Plugins are shared libraries, loaded by PgDog at runtime using dlopen(3). If specifying only its name, make sure to place the plugin’s shared library into one of the following locations:

  • Any of the system default paths, e.g.: /lib, /usr/lib, /lib64, /usr/lib64, etc.
  • Path specified by the LD_LIBRARY_PATH (on Linux) or DYLD_LIBRARY_PATH (Mac OS) environment variables.
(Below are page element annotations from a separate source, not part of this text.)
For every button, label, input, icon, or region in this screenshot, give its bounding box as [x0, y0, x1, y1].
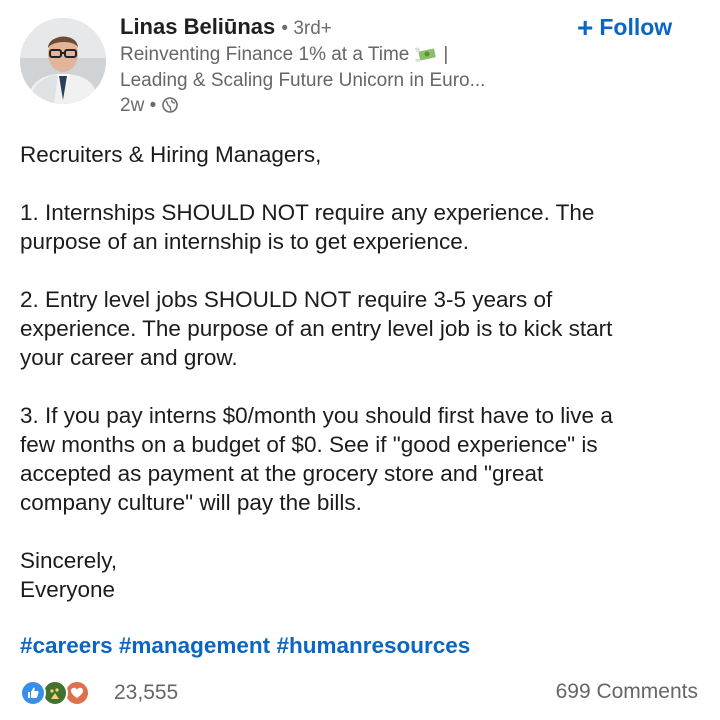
post-point-3: 3. If you pay interns $0/month you shoul…	[20, 403, 613, 515]
meta-separator: •	[149, 95, 162, 116]
author-name[interactable]: Linas Beliūnas	[120, 14, 275, 39]
hashtags: #careers #management #humanresources	[20, 633, 470, 659]
globe-icon	[161, 97, 178, 113]
author-headline: Reinventing Finance 1% at a Time | Leadi…	[120, 42, 550, 94]
like-icon	[20, 680, 46, 706]
avatar[interactable]	[20, 18, 106, 104]
post-body: Recruiters & Hiring Managers, 1. Interns…	[20, 140, 710, 633]
author-name-line[interactable]: Linas Beliūnas • 3rd+	[120, 14, 332, 40]
connection-degree: • 3rd+	[281, 18, 332, 39]
money-with-wings-icon	[415, 47, 437, 62]
hashtag-link[interactable]: #management	[119, 633, 270, 658]
reaction-icons	[20, 680, 104, 706]
hashtag-link[interactable]: #careers	[20, 633, 113, 658]
linkedin-post: Linas Beliūnas • 3rd+ Reinventing Financ…	[0, 0, 720, 720]
comments-count[interactable]: 699 Comments	[556, 680, 698, 704]
reactions-summary[interactable]: 23,555	[20, 679, 178, 707]
headline-line-2: Leading & Scaling Future Unicorn in Euro…	[120, 70, 486, 91]
post-meta: 2w •	[120, 95, 178, 117]
profile-photo-icon	[20, 18, 106, 104]
follow-button[interactable]: + Follow	[577, 14, 672, 42]
post-timestamp: 2w	[120, 95, 145, 116]
post-greeting: Recruiters & Hiring Managers,	[20, 142, 322, 167]
headline-line-1: Reinventing Finance 1% at a Time |	[120, 44, 449, 65]
follow-label: Follow	[599, 14, 673, 40]
reactions-count[interactable]: 23,555	[114, 681, 178, 705]
post-point-1: 1. Internships SHOULD NOT require any ex…	[20, 200, 595, 254]
post-point-2: 2. Entry level jobs SHOULD NOT require 3…	[20, 287, 613, 370]
hashtag-link[interactable]: #humanresources	[276, 633, 470, 658]
post-signoff: Sincerely, Everyone	[20, 548, 118, 602]
plus-icon: +	[577, 12, 594, 43]
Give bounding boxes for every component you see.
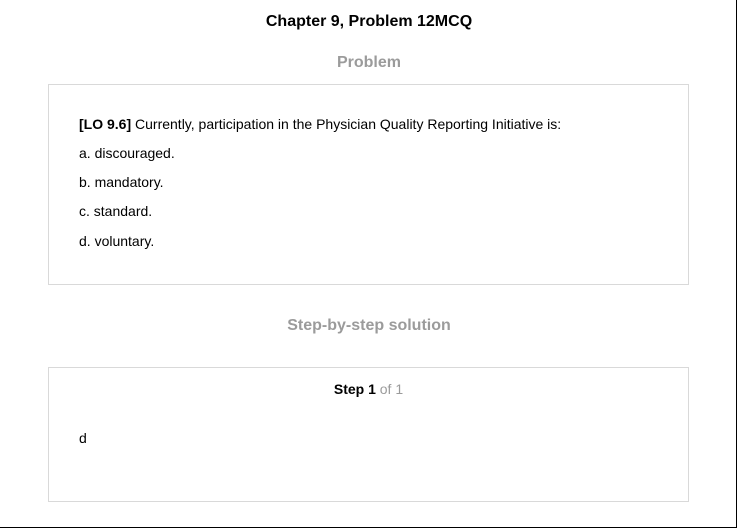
step-total: of 1 xyxy=(375,381,404,397)
question-body: Currently, participation in the Physicia… xyxy=(131,116,562,132)
option-d: d. voluntary. xyxy=(79,233,155,249)
solution-heading: Step-by-step solution xyxy=(287,317,451,334)
problem-card: [LO 9.6] Currently, participation in the… xyxy=(48,84,689,285)
learning-objective-tag: [LO 9.6] xyxy=(79,116,132,132)
step-answer: d xyxy=(79,430,87,446)
option-c: c. standard. xyxy=(79,203,153,219)
page-title: Chapter 9, Problem 12MCQ xyxy=(265,13,473,30)
question-text: [LO 9.6] Currently, participation in the… xyxy=(79,115,561,133)
step-indicator: Step 1 of 1 xyxy=(49,380,688,398)
step-label: Step 1 xyxy=(333,381,376,397)
solution-card: Step 1 of 1 d xyxy=(48,367,689,502)
problem-heading: Problem xyxy=(336,54,401,71)
option-a: a. discouraged. xyxy=(79,145,175,161)
option-b: b. mandatory. xyxy=(79,174,164,190)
Alternatively, specify the relative or absolute path to the shared library as the plugin name. Plugins aren’t loaded automatically. For each plugin you want to enable, add it to pgdog.toml:

[[plugins]]
# Plugin should be in /usr/lib or in LD_LIBRARY_PATH.
name = "my_plugin"

[[plugins]]
# Plugin should be in $PWD/libmy_plugin.so
name = "libmy_plugin.so"

[[plugins]]
# Absolute path to the plugin.
name = "/usr/local/lib/libmy_plugin.so"

Re-exports§

pub use libloading;
pub use pg_query;
pub use pgdog_macros as macros;
pub use bindings::*;
pub use context::*;
pub use plugin::*;

Modules§

ast
Wrapper around pg_query protobuf-generated statement.
bindings
Bindgen-generated FFI bindings.
comp
Compatibility checks.
context
Context passed to and from the plugins.
parameters
Prepared statement parameters.
plugin
PgDog’s plugin interface.
prelude
Commonly used structs and re-exports.
string
Wrapper around Rust’s str, a UTF-8 encoded slice.